Wainstein diz que há uma expectativa de que uma nova janela de oportunidade de IPO seja aberta no segundo semestre deste ano, mas as empresas precisam analisar se estão preparadas para se tornar públicas.

"Este é o momento em que as empresas estão começando a fazer os prospectos com a expectativa de fazer o IPO. E eu convido os empresários a refletir nesses números e pensar: será que eu sou uma dessas 16 companhias [que subiram após o IPO]?", questiona.

Wainstein diz que muitas empresas querem aproveitar as janelas de oportunidades no mercado de capitais brasileiro, que são periódicas, e acabam não entrando maduras na Bolsa. E isso acaba prejudicando o próprio empresário e os acionistas.

Até ter robustez para abrir capital, Wainstein afirma que há três alternativas para as companhias levantarem capital. Em primeiro lugar, crescer com o próprio caixa da empresa. Segundo é trazer um sócio de um fundo de private equity, porque ele coloca dinheiro na companhia e se mantém ali, diferentemente da especulação dos acionistas.

"É o famoso #tamojunto.

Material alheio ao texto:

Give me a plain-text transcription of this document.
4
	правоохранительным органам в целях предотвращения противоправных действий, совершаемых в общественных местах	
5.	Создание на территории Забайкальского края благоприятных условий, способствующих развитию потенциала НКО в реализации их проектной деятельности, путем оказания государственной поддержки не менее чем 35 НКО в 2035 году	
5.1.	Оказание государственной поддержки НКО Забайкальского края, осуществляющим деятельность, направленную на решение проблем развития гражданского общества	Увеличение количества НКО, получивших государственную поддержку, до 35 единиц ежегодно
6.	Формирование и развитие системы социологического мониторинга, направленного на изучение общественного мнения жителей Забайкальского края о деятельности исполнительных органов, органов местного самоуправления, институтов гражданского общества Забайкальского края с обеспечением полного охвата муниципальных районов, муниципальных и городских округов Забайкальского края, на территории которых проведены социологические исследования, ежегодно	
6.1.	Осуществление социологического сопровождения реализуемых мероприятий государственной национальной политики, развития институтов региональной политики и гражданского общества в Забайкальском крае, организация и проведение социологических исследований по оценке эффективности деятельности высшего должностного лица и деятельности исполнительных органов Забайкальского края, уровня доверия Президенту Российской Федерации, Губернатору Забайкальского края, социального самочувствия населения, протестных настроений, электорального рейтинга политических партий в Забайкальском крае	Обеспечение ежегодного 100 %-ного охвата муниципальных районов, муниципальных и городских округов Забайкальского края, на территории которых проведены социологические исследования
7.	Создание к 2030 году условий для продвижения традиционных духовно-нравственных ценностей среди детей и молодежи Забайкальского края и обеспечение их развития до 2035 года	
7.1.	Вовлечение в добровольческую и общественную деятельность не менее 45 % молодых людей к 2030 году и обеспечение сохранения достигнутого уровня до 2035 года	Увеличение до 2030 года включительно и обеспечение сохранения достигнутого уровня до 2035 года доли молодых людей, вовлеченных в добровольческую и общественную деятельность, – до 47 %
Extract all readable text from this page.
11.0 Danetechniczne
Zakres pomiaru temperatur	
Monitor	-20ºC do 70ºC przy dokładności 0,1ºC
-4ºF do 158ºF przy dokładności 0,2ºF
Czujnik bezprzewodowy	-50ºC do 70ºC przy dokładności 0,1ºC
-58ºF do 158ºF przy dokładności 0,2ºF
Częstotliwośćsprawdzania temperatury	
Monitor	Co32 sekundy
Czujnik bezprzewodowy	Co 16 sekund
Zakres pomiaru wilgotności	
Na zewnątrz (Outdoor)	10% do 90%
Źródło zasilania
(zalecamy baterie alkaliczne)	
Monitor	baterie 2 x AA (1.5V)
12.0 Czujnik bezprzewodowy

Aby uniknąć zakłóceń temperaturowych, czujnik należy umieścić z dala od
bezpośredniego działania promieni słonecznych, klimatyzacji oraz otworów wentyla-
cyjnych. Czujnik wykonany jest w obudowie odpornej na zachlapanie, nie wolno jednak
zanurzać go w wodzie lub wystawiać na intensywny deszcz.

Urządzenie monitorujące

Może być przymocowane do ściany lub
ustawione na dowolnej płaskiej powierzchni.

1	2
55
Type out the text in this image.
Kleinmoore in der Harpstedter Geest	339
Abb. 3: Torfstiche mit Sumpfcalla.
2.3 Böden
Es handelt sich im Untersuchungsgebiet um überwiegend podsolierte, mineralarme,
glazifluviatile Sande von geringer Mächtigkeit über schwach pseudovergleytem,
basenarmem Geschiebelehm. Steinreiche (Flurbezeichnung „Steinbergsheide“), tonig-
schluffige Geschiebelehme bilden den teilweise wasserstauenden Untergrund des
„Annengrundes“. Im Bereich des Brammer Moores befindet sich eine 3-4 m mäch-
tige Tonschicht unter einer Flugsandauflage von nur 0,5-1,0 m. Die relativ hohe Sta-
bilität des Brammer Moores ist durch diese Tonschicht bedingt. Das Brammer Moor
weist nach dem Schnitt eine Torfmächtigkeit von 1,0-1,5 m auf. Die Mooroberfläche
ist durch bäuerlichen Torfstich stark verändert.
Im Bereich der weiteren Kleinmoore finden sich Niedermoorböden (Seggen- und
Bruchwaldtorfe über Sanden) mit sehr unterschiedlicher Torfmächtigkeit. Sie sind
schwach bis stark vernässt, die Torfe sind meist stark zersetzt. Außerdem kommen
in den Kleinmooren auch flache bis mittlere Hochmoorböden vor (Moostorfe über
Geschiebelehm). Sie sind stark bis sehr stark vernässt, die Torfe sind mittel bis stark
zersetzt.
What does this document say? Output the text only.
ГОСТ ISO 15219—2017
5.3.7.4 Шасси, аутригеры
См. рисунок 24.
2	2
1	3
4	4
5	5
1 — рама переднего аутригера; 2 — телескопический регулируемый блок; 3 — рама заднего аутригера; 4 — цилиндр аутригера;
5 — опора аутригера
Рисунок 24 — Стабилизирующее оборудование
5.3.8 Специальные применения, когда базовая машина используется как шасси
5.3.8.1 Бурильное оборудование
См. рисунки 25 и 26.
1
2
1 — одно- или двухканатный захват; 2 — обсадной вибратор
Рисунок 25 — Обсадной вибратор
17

Se a empresa vai bem, ele vai bem. Se vai mal, ele está com você", diz.

E uma terceira alternativa é tomar crédito, como em operações que convertem a dívida potencialmente em ações da companhia. "Hoje há uma série de alternativas de dívidas que não é a dívida de curto prazo. A dívida bancária padrão não é a melhor forma de a empresa fazer um investimento", afirma.

Segundo outro levantamento da Seneca, desde 2018, a participação do crédito bancário no mundo corporativo diminuiu de 70% para os atuais 56%. Essa queda foi acompanhada do grande crescimento de opções de dívidas no mercado de capitais, como debêntures e securitizações.

Em 2018, por exemplo, essas alternativas representavam 30% do mercado de crédito corporativo privado, e em 2023 configuraram 45%.

"Isso reforça a tese de um mercado mais diversificado e com opções para o empresário", diz Wainstein.